Senate Finance Committee Holds Hearing with HHS Secretary NomineeBy
The US Committee Senate on Finance held a hearing relating to the confirmation of President Donald Trump’s nominee for Secretary of the US Department of Health and Human Services (HHS), Alex Azar, a former executive at Eli Lilly and Company and former HHS Deputy Secretary and General Counsel.
During the hearing on January 9, 2018, US Senators Ron Wyden (D-OR), Orrin G. Hatch (R-UT), and others questioned Azar about drug pricing, including his past experiences, and how, if confirmed, he plans to confront the issue of drug pricing.
In his opening statement, Azar listed four critical areas he plans to focus on: lowering drug prices; making healthcare more affordable, more available, and more tailored to what individuals want and need in their care; shifting the focus in the healthcare system from paying for procedures and sickness to paying for health and outcomes; and addressing the opioid epidemic.
Regarding lowering the cost of prescription drugs, Azar said that issues of drug competition must be confronted. “We have to ensure sure we have robust generic competition, branded competition,” Azar said. “I want to ensure we create a very viable and robust biosimilar market also to compete against branded companies in that high cost biologics space. So that’s critical. I also want to make sure we go after any types of gaming or exploitation of exclusivities or patents by branded drug companies. I fought against this when I was general counsel….There’s no silver bullet here though. I want to be very clear. There’s not one action that all of a sudden fixes this.”
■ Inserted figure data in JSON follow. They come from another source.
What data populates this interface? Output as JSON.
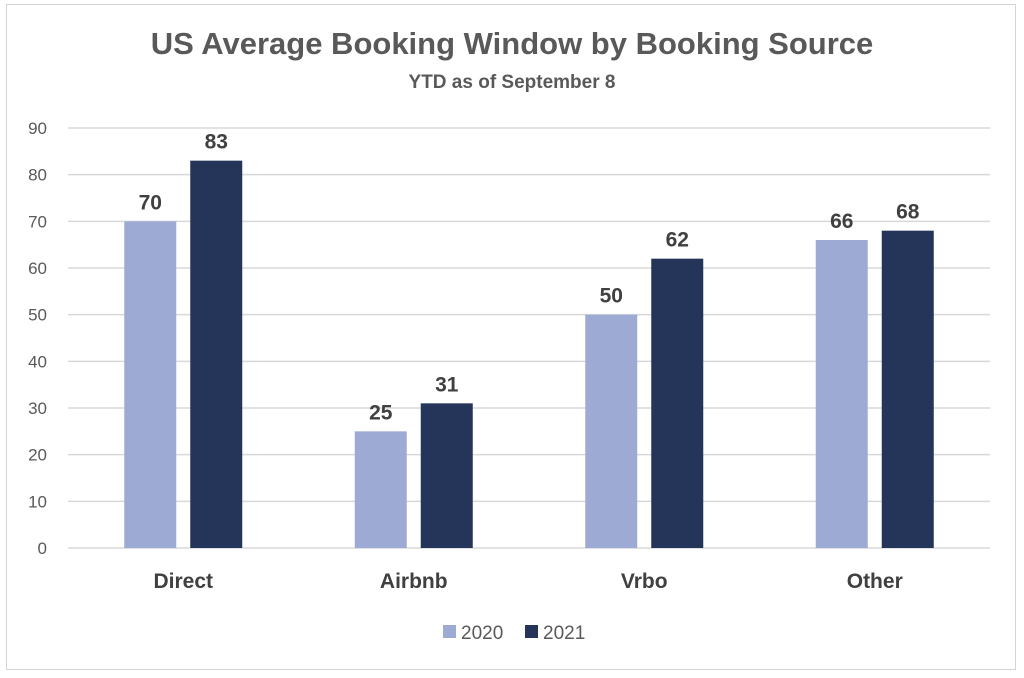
{
  "chart_data": {
    "type": "bar",
    "title": "US Average Booking Window by Booking Source",
    "subtitle": "YTD as of September 8",
    "xlabel": "",
    "ylabel": "",
    "categories": [
      "Direct",
      "Airbnb",
      "Vrbo",
      "Other"
    ],
    "series": [
      {
        "name": "2020",
        "values": [
          70,
          25,
          50,
          66
        ],
        "color": "#9dabd4"
      },
      {
        "name": "2021",
        "values": [
          83,
          31,
          62,
          68
        ],
        "color": "#253459"
      }
    ],
    "ylim": [
      0,
      90
    ],
    "yticks": [
      0,
      10,
      20,
      30,
      40,
      50,
      60,
      70,
      80,
      90
    ],
    "grid": true,
    "data_labels": true,
    "legend_position": "bottom"
  }
}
At a November 2017 hearing of Senate Health, Education, Labor and Pensions Committee Azar said that the issue of drug pricing will be his top priority.
In the January 2018 hearing, Azar also emphasized reversing incentive on list prices. “There’s a lot that we all know we can do on the discounted prices but…can we create incentives that actually pull down those list prices, so that when the patient walks in needing to pay out-of-pocket at the pharmacy, they’re not hit with that kind of cost. That’s one of the harder issues to solve,” Azar said.
Azar also said value-based or outcome-based pricing can be important, particularly with medicines, but also generally in the healthcare system. “I think that can be an important part of how we think about drug pricing and value for taxpayers and for customers,” Azar said.